U.S. President Barack Obama and Chinese President Xi Jinping unveiled a breakthrough deal on Wednesday, aimed at reducing both nations’ colossal carbon emissions and reliance on fossil fuels.
During a press conference in Beijing, President Obama lauded the pact as a “historic breakthrough.” Likewise, in an editorial published in the New York Times, U.S. Secretary of State John Kerry said that the U.S. and China were “determined to make lasting progress on an unprecedented global challenge.”
But now comes the hard part.
Under the deal, the U.S. must slash carbon emissions by 26% to 28% below 2005 levels by 2025, and China must start reigning in its release of greenhouse gases nationwide.
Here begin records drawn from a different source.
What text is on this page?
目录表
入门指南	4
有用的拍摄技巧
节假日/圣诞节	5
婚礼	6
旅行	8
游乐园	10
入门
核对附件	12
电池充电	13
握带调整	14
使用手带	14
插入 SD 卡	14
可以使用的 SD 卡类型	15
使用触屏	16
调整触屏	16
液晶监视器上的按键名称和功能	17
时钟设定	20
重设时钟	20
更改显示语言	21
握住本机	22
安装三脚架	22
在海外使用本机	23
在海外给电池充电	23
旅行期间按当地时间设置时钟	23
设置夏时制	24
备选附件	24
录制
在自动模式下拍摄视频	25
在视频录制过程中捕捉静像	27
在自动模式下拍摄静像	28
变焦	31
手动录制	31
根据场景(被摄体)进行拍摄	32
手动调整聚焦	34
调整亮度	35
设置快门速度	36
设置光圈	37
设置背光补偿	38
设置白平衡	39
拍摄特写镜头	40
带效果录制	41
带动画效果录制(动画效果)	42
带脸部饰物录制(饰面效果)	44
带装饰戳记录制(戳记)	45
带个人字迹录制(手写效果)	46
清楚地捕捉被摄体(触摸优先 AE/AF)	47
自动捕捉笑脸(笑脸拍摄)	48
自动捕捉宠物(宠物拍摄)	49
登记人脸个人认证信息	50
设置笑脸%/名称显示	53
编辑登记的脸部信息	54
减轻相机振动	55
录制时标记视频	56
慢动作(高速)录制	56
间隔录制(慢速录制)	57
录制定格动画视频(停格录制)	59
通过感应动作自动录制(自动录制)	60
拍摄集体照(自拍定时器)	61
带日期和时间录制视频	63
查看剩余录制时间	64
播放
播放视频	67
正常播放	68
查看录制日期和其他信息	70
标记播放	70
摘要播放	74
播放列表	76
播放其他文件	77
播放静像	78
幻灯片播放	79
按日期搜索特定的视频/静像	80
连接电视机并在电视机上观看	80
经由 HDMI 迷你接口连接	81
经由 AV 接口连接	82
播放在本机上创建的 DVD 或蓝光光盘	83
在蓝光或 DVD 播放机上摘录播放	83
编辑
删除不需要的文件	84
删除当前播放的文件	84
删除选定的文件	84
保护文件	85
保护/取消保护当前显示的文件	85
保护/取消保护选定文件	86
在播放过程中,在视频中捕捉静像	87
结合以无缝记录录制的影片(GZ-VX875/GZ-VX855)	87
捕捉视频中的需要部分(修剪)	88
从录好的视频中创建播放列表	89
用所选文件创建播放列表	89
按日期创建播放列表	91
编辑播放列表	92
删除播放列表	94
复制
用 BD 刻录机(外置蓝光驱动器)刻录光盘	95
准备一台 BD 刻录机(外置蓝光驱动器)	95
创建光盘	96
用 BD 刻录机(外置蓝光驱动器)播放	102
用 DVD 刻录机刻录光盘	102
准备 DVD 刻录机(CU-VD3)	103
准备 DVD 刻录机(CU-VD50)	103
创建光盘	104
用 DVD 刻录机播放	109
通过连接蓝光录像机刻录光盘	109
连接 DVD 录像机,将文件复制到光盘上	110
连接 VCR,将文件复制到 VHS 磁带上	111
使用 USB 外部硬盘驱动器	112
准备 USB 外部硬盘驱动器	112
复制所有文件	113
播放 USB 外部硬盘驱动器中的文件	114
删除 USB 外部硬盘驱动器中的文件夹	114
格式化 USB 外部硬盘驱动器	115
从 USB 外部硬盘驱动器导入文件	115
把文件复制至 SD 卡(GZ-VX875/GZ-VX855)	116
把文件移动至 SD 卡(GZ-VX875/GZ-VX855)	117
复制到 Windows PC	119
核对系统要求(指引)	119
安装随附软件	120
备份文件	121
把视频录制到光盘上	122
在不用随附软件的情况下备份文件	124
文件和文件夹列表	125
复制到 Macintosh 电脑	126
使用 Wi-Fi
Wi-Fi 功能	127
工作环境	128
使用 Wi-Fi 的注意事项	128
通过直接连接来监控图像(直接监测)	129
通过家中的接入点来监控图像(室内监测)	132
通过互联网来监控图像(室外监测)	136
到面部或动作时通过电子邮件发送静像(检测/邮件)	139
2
Based on the initiative, China needs to hit peak CO2 emissions by 2030.
In addition, China, which has long relied on coal to fuel its unprecedented economic growth, also promised to rapidly increase the country’s reliance on nonfossil fuels in primary energy consumption. By 2030, Beijing is aiming to have 20% of the country’s energy needs supplied by zero-emission sources.
But to hit these targets, experts argue that both nations must now draw up and enforce unprecedented policies.
As Sam Roggeveen, of the Lowy Institute for International Policy in Sydney, pointed out in a blog post published on Wednesday, the U.S. will have to “double the pace of its carbon pollution reduction to meet the new target.” Domestic politics could easily put a brake on that.
In China, Roggeveen writes, “an additional 800-1,000 gigawatts of nuclear, wind, solar and other zero emission generation capacity” must be deployed by 2030 — more than all the coal-fired power plants that exist in China today. Otherwise the goal can’t be met.
Even if the central government had an all-consuming drive to achieve this, economists say it must provide the proper economic incentives to local bureaucrats who are pivotal to executing policies on the ground.
“The feasibility of doing [this] depends on the local bureaucrats, so if the local bureaucrats resist then nothing can be done,” Xu Chenggang, professor who is a specialist in China’s economic development at the University of Hong Kong, tells TIME. “[It doesn’t] matter how strong the leader is, to get things done really depends on incentives.”
Xu explains that China’s three decades of robust economic expansion were only possible because local officials were able to profit from the country’s rapid transformation into an industrial powerhouse. However, questions remain over whether there will be as much money to go around during a transition to a greener economy.
“In turns out it’s very, very difficult to find a scheme which is going to give local bureaucrats sufficient incentives to take care of their environment,” says Xu.
And even then, activists say the world’s two largest emitters of CO2 have yet to commit to the types of policies needed to reverse the effects of climate change.
“There is a clear expectation of more ambition from these two economies whose emissions trajectories define the global response to climate change,” says Li Shuo, a senior climate and energy campaigner for Greenpeace East Asia in Beijing. “Today’s announcements should only be the floor and not the ceiling of enhanced actions.”
Still, others are hopeful that the historic announcement today will at the very least inject some momentum into the push to lower greenhouse-gas emissions worldwide.
“This is an important development, not so much because of the details,” explains Jim Falk, a visiting fellow at the United Nations University Institute for the Advanced Study of Sustainability in Tokyo. “It states a desire by US and Chinese leaders to add serious momentum to a global agenda to cap and reduce greenhouse-gas emissions.”